Acara ini telah direncanakan sejak setahun yang lalu, namun baru sekarang bisa (akan) terlaksanakan. Jadi, acara ini tidak terkait dengan “konflik” beberapa kalangan jurnalis di Aceh. Sebagai Ormas santri, kami memandang semua penulis dan jurnalis sebagai saudara. Dan kami adalah saudara dan sahabat bagi semua kalangan. Posisi kami adalah sebagai mediator jika ada beberapa teman-teman yang sedang sedikit berselisih paham. Prinsip gerak kami adalah: ‘Saling tolong menolonng atas kebaikan dan taqwa’, dan juga ‘berlomba-lomba dalam kebaikan’.

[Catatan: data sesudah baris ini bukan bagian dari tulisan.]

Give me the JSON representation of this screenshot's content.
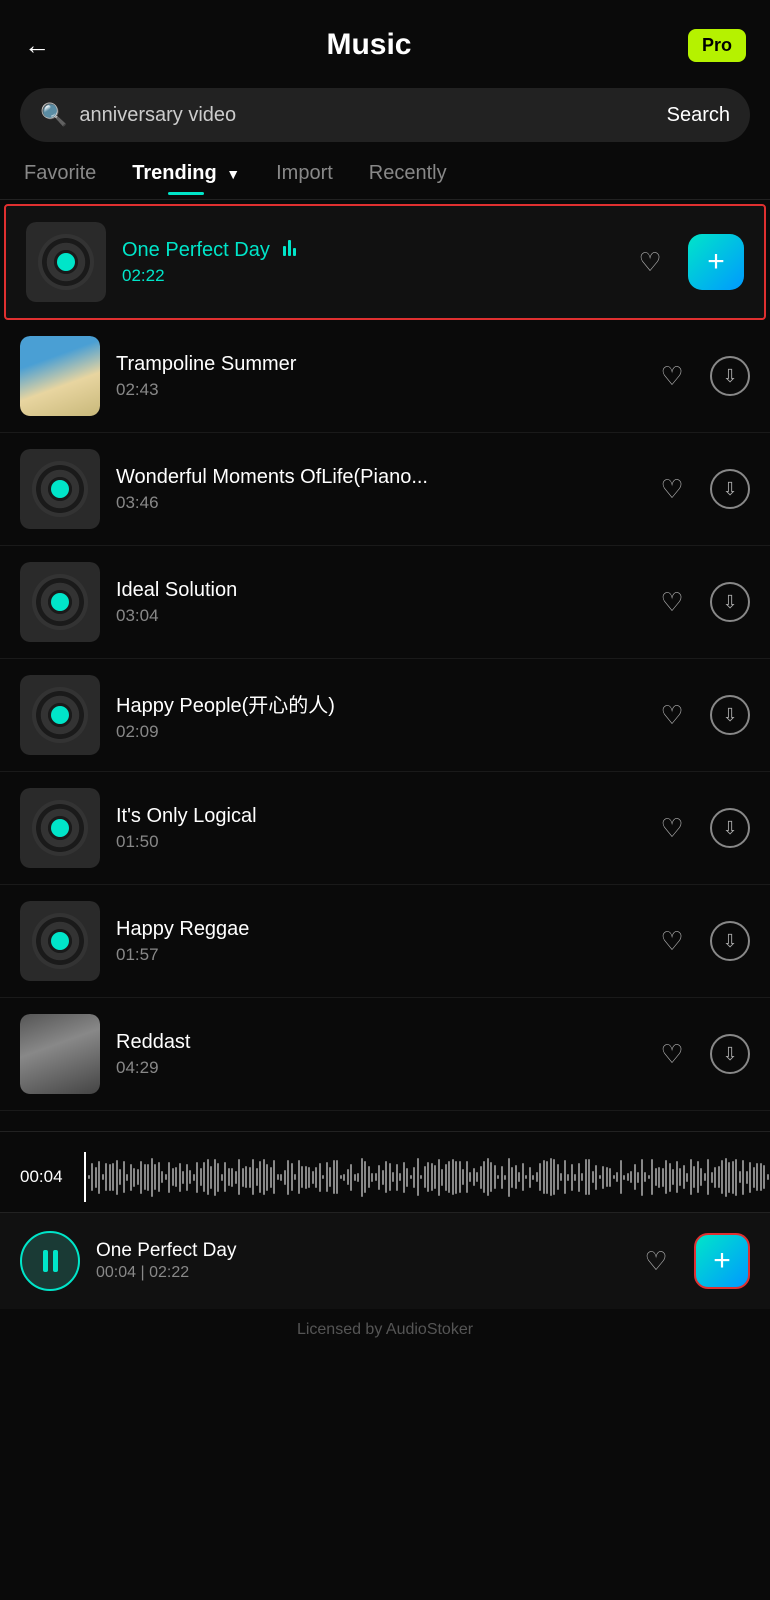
{
  "header": {
    "title": "Music",
    "pro_label": "Pro",
    "back_label": "←"
  },
  "search": {
    "placeholder": "anniversary video",
    "button_label": "Search"
  },
  "tabs": [
    {
      "id": "favorite",
      "label": "Favorite",
      "active": false
    },
    {
      "id": "trending",
      "label": "Trending",
      "active": true
    },
    {
      "id": "import",
      "label": "Import",
      "active": false
    },
    {
      "id": "recently",
      "label": "Recently",
      "active": false
    }
  ],
  "tracks": [
    {
      "id": 1,
      "name": "One Perfect Day",
      "duration": "02:22",
      "highlighted": true,
      "playing": true,
      "thumb_type": "vinyl"
    },
    {
      "id": 2,
      "name": "Trampoline Summer",
      "duration": "02:43",
      "highlighted": false,
      "playing": false,
      "thumb_type": "beach"
    },
    {
      "id": 3,
      "name": "Wonderful Moments OfLife(Piano...",
      "duration": "03:46",
      "highlighted": false,
      "playing": false,
      "thumb_type": "vinyl"
    },
    {
      "id": 4,
      "name": "Ideal Solution",
      "duration": "03:04",
      "highlighted": false,
      "playing": false,
      "thumb_type": "vinyl"
    },
    {
      "id": 5,
      "name": "Happy People(开心的人)",
      "duration": "02:09",
      "highlighted": false,
      "playing": false,
      "thumb_type": "vinyl"
    },
    {
      "id": 6,
      "name": "It's Only Logical",
      "duration": "01:50",
      "highlighted": false,
      "playing": false,
      "thumb_type": "vinyl"
    },
    {
      "id": 7,
      "name": "Happy Reggae",
      "duration": "01:57",
      "highlighted": false,
      "playing": false,
      "thumb_type": "vinyl"
    },
    {
      "id": 8,
      "name": "Reddast",
      "duration": "04:29",
      "highlighted": false,
      "playing": false,
      "thumb_type": "person"
    }
  ],
  "timeline": {
    "current_time": "00:04"
  },
  "now_playing": {
    "name": "One Perfect Day",
    "time": "00:04 | 02:22"
  },
  "footer": {
    "label": "Licensed by AudioStoker"
  }
}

Jadi, dengan Simposium ini harapan kami bisa terjalin silaturrahmi antara para penulis dan jurnalis di Aceh. Apalagi, selama ini kalangan penulis dan jurnalis di Aceh sangat jarang menyelenggarakan silaturrahmi. Silaturrahmi akan selalu sangat bermanfaat, bahkan menjadi amalan yang sangat utama yang dititik beratkan oleh Rasulullah Saw.

Simposium ini menghadirkan Redaktur Harian Umum Nasional Republika Jakarta, yaitu Syahruddin El-Fikri yang akan memberi kuliah umum tentang “Media Islam, Kiprah dan Tantangannya Dewasa ini”. Selain itu, juga menghadirkan Asnawi Kumar, Wakil Redaktur Pelaksana Harian Serambi Indonesia yang akan berbicara tentang “Media Lokal dan Tanggungjawab Mewujudkan Peradaban Islam di Aceh”. Dan Tgk.H.Muhammad Yusuf A.Wahab, ulama muda Aceh yang memimpin Dayah Babussalam Jeunieb, Bireuen yang akan memberi sedikit taujihat tentang “Menulislah untuk Membesarkan Islam”.

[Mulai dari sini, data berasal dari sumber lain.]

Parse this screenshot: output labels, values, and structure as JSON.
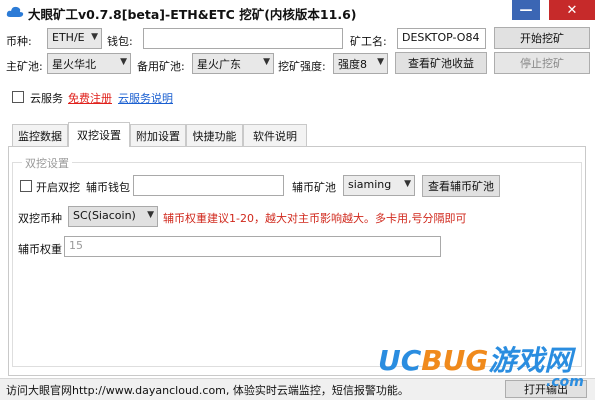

Panitia mengundang Wakil Gubernur Aceh sebagai Keynote speaker. Acara ini direncanakan berlangsung dari pagi Jam 08.00 hingga siang, atau hingga sore jika para peserta sepakat acara diteruskan hingga sore.

Diawali oleh pelatihan Jurnalistik
Ketua Ikatan Penulis Santri Aceh (IPSA)< Tgk Muhammad Zikri mengatakan, Simposium ini juga diawali oleh pelatihan jurnalistik bagi para santri dan teungku dayah dari berbagai daerah. Peserta pelatihan ini adalah sebanyak 50 orang.

Persoalan yang diyakini oleh semua pihak sebagai salah satu kekurangan yang harus segera dibenahi santri dan Teungku dayah adalah masih minimnya karya tulis yang mampu mereka hasilkan, bahkan untuk tembus ke dunia baca it ab kemampuan para santri masih dipertanyakan. Hal ini pula yang menyebabkan keberadaan para santri cenderung dianggap sebagai pelajar kelas 2 setelah mereka yang belajar dikampus-kampus atau universitas. Hal ini diakibatkan oleh kultur dan tradisi dayah yang hingga saat ini masih belum begitu menaruh minat pada dunia menulis.

Menulis dalam Islam merupakan suatu kewajiban setelah perintah untuk membaca(belajar, meneliti dan menelaah). Menulis berarti menyimpan apa yang telah it abaca dalam sebuah media yang bisa diakses oleh siapa saja. Dalam perkembangannya, menulis memiliki peran yang sangat urgen dalam sejarah kejayaan umat Islam beberapa abad silam. Semua ulama yang menjadi arsitek kejayaan Islam masa lalu adalah para penulis ulung yang telah menghasilkan berbagai buah karya mereka yang sampai saat ini masih menjadi rujukan umat Islam sedunia dalam berbagai disiplin keilmuan.

Bahkan, Eropa yang kemajuannya hari ini telah jauh meninggalkan dunia Islam ternyata pernah mengekor pada kemajuan umat Islam masa silam. Dan berbagai kemunduran umat Islam dewasa ini bisa dipastikan karena tradisi membaca dan menulis yang pernah dipopulerkan oleh para ulama masa lalu telah ditinggalkan.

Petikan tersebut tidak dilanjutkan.